We’re starting to see teams pile up the injuries, and no team has had more guys fall than the Avalanche. Tuesday’s loss to the Flames saw two more forwards hit the press box, as David Van Der Gulik tore a MCL and T.J. Galiardi broke his wrist in a collision with Jarome Iginla. The ‘Lanche were already down four defenders and Craig Anderson, and this morning they made a deal to add a blueliner when they acquired Ryan O’Byrne from the Habs. He’s another relatively cheap guy that will be RFA after this year, so he fits Greg Sherman’s M.O.
The Blues are another team that has begun to feel the sting of injury. T.J. Oshie broke an ankle in last night’s 8-1 paddling by the Blue Jackets. He’ll miss three months, and joins Roman Polak, David Perron and Barrett Jackman on the sidelines for the slightly surprising Missourians.
I use the word slightly because St. Louis wasn’t that bad a team last year, and they have a nice mix of vets and younger players to go with a good goalie when they have a full roster. No team is deep enough to overcome the loss of four solid players over the long term, and only Perron has any chance of returning in the next few weeks, presuming his headaches from Joe Thornton’s hit begin to subside.
The Devils, lousy play aside, are also missing a few useful men. Zach Parise’s loss to knee surgery might keep them out on the playoffs no matter what else occurs in Newark this year. It does appear that Marty Brodeur’s injury is a short term matter, though, so at least there’s that. I suspect that if the season continues as it has for the Devils, last night’s shoot-out effort from Ilya Kovalchuk might be seen as emblematic.
Jersey isn’t playing that badly at EV, but they can’t get any pucks to go in and the goaltending has been pretty suspect even when Brodeur has been in the net, so their record might not be a perfect reflection of actual play.
 
Speaking of teams with potential goalie issues, the Pens got launched in the third period by Boston last night, and lingering questions around the use of Marc-Andre Fleury even got the ultimate milquetoaster to offer a comment that didn’t have the whiff of the utterly canned about it. Sid might not be wrong when he hints that Fleury needs to play his way out of it, but the guy is batting a smooth .863 at EV, so if Dan Bylsma isn’t quite as prone to let his expensive goalie play every night without fail, he’s not acting in the absence of evidence.
The Leafs. Oh, yes. What would the hockey world be without Brian Burke sniping at enemies, real and imagined, Ron Wilson under the gun, unrest in the management suites and our old buddy Dion on the shelf? Oh, and Tyler Bozak is exactly who sensible people might have suggested he was all along, a middling NHLer at best. Other than that, peachy. I don’t know what people expected out of Canada’s Team, but a club with a limited group of forwards was never going to keep shooting 15%, and anyone that watched the Flames’ start in 09/10 could have advised otherwise. 

OFF ICE

This year’s All-Star game will be contested as a pick-up game in practical terms, as two captains will choose their teams irrespective of conference affiliation for the tilt in Raleigh this January. Gregor touched on this today, but worrying about the competitive nature of a corporate weekend is pretty low on my list.
Finally, the GM meetings concluded without seriously considering Dale Tallon’s request for a coaches’ challenge ala pro football.

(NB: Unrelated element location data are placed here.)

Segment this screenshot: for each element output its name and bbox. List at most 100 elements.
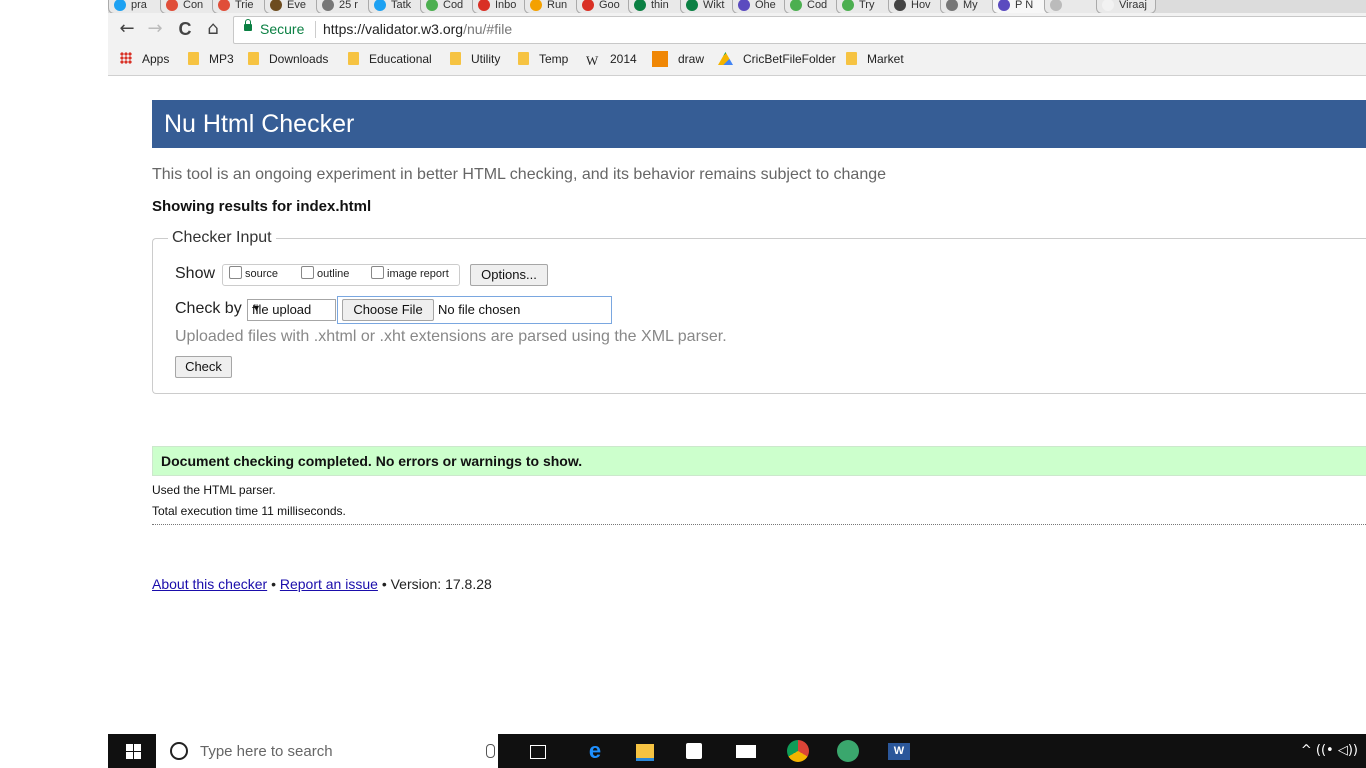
bookmark-2014[interactable]: W 2014	[586, 51, 637, 69]
tab-label: Try	[859, 0, 875, 11]
tab-label: My	[963, 0, 978, 11]
taskbar-search-placeholder: Type here to search	[200, 743, 333, 760]
browser-tab[interactable]: Cod	[784, 0, 844, 13]
folder-icon	[518, 52, 529, 65]
cortana-icon	[170, 742, 188, 760]
xml-parser-hint: Uploaded files with .xhtml or .xht exten…	[175, 328, 727, 345]
draw-icon	[652, 51, 668, 67]
outline-checkbox[interactable]	[301, 266, 314, 279]
tab-favicon-icon	[478, 0, 490, 11]
back-button[interactable]: ←	[116, 17, 138, 41]
browser-chrome: pra Con Trie Eve 25 r Tatk Cod Inbo Run Goo thin Wi…	[108, 0, 1366, 76]
tab-favicon-icon	[998, 0, 1010, 11]
tab-label: Cod	[443, 0, 464, 11]
image-report-checkbox[interactable]	[371, 266, 384, 279]
browser-tab[interactable]: 25 r	[316, 0, 376, 13]
tab-favicon-icon	[322, 0, 334, 11]
choose-file-button[interactable]: Choose File	[342, 299, 434, 321]
browser-tab[interactable]: Inbo	[472, 0, 532, 13]
tab-label: Run	[547, 0, 568, 11]
desktop-edge	[0, 0, 108, 768]
browser-tab[interactable]: My	[940, 0, 1000, 13]
browser-tab[interactable]: Tatk	[368, 0, 428, 13]
url-text[interactable]: https://validator.w3.org/nu/#file	[323, 21, 512, 37]
tab-favicon-icon	[1102, 0, 1114, 11]
browser-tab[interactable]: Run	[524, 0, 584, 13]
chrome-icon[interactable]	[787, 740, 809, 762]
windows-start-icon[interactable]	[126, 744, 141, 759]
app-icon[interactable]	[837, 740, 859, 762]
browser-tab[interactable]: Cod	[420, 0, 480, 13]
microphone-icon[interactable]	[486, 744, 495, 758]
bookmark-draw[interactable]: draw	[652, 51, 704, 69]
bookmark-utility[interactable]: Utility	[450, 51, 500, 69]
footer: About this checker • Report an issue • V…	[152, 576, 492, 592]
tab-strip: pra Con Trie Eve 25 r Tatk Cod Inbo Run Goo thin Wi…	[108, 0, 1366, 13]
word-icon[interactable]: W	[888, 743, 910, 760]
tab-favicon-icon	[842, 0, 854, 11]
tab-favicon-icon	[634, 0, 646, 11]
url-host: https://validator.w3.org	[323, 21, 464, 37]
system-tray[interactable]: ^ ((• ◁))	[1301, 743, 1358, 758]
bookmark-market[interactable]: Market	[846, 51, 904, 69]
browser-tab[interactable]: pra	[108, 0, 168, 13]
browser-tab[interactable]: Try	[836, 0, 896, 13]
address-bar[interactable]: Secure https://validator.w3.org/nu/#file	[233, 16, 1366, 44]
image-report-checkbox-label: image report	[387, 268, 449, 280]
folder-icon	[450, 52, 461, 65]
check-button[interactable]: Check	[175, 356, 232, 378]
browser-tab[interactable]: thin	[628, 0, 688, 13]
task-view-icon[interactable]	[530, 745, 546, 759]
tab-label: P N	[1015, 0, 1034, 11]
home-button[interactable]: ⌂	[202, 17, 224, 41]
browser-tab[interactable]: Ohe	[732, 0, 792, 13]
browser-tab[interactable]	[1044, 0, 1104, 13]
bookmark-label: CricBetFileFolder	[743, 52, 836, 66]
version-text: Version: 17.8.28	[390, 576, 492, 592]
tab-favicon-icon	[218, 0, 230, 11]
drive-icon	[718, 52, 733, 65]
about-checker-link[interactable]: About this checker	[152, 576, 267, 592]
tab-favicon-icon	[582, 0, 594, 11]
options-button[interactable]: Options...	[470, 264, 548, 286]
mail-icon[interactable]	[736, 745, 756, 758]
browser-tab[interactable]: P N	[992, 0, 1052, 13]
checker-input-legend: Checker Input	[168, 229, 276, 247]
folder-icon	[846, 52, 857, 65]
folder-icon	[188, 52, 199, 65]
reload-button[interactable]: C	[174, 17, 196, 41]
browser-tab[interactable]: Wikt	[680, 0, 740, 13]
bookmark-label: Utility	[471, 52, 501, 66]
edge-icon[interactable]: e	[584, 740, 606, 762]
bookmark-educational[interactable]: Educational	[348, 51, 432, 69]
taskbar: Type here to search e W ^ ((• ◁))	[108, 734, 1366, 768]
footer-separator: •	[381, 576, 387, 592]
source-checkbox[interactable]	[229, 266, 242, 279]
tab-label: Tatk	[391, 0, 412, 11]
browser-tab[interactable]: Hov	[888, 0, 948, 13]
bookmark-temp[interactable]: Temp	[518, 51, 568, 69]
browser-tab[interactable]: Con	[160, 0, 220, 13]
file-explorer-icon[interactable]	[636, 744, 654, 761]
forward-button[interactable]: →	[144, 17, 166, 41]
check-by-select[interactable]: file upload ▼	[247, 299, 336, 321]
store-icon[interactable]	[686, 743, 702, 759]
browser-tab[interactable]: Eve	[264, 0, 324, 13]
browser-tab[interactable]: Goo	[576, 0, 636, 13]
tab-favicon-icon	[270, 0, 282, 11]
taskbar-search-box[interactable]: Type here to search	[156, 734, 498, 768]
lock-icon	[244, 19, 252, 31]
tab-label: pra	[131, 0, 147, 11]
bookmark-label: 2014	[610, 52, 637, 66]
page-title: Nu Html Checker	[164, 110, 355, 138]
bookmark-cricbetfilefolder[interactable]: CricBetFileFolder	[718, 51, 836, 69]
report-issue-link[interactable]: Report an issue	[280, 576, 378, 592]
bookmark-downloads[interactable]: Downloads	[248, 51, 328, 69]
browser-tab[interactable]: Trie	[212, 0, 272, 13]
bookmark-apps[interactable]: Apps	[120, 51, 169, 69]
tab-favicon-icon	[530, 0, 542, 11]
bookmark-label: Temp	[539, 52, 569, 66]
browser-tab[interactable]: Viraaj	[1096, 0, 1156, 13]
tab-label: thin	[651, 0, 669, 11]
bookmark-mp3[interactable]: MP3	[188, 51, 234, 69]
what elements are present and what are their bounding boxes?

Brent Sutter’s comments, meandering as they might be, are sort of on the mark, since the league almost certainly should try this at the AHL level first. Better officiating in the collective might be the long-term solution, but that would mean finding more competent whistle-blowers, and the NHL has had a difficult time replacing retirees as is.
The headshot issue did get a bit of a going-over, and if players are still clueless about the effects of brain damage, they might want to peruse this article about Jim McMahon. Maybe players don’t care, and it might smack slightly of paternalism to force adults to conform to safety measures that they’d willingly ignore if they could, but people spending their middle age in a daze as a consequence of their job doesn’t seem quite right either. YMMV, of course.
That’s all for this week. As always, links to other items of note can be left in comments.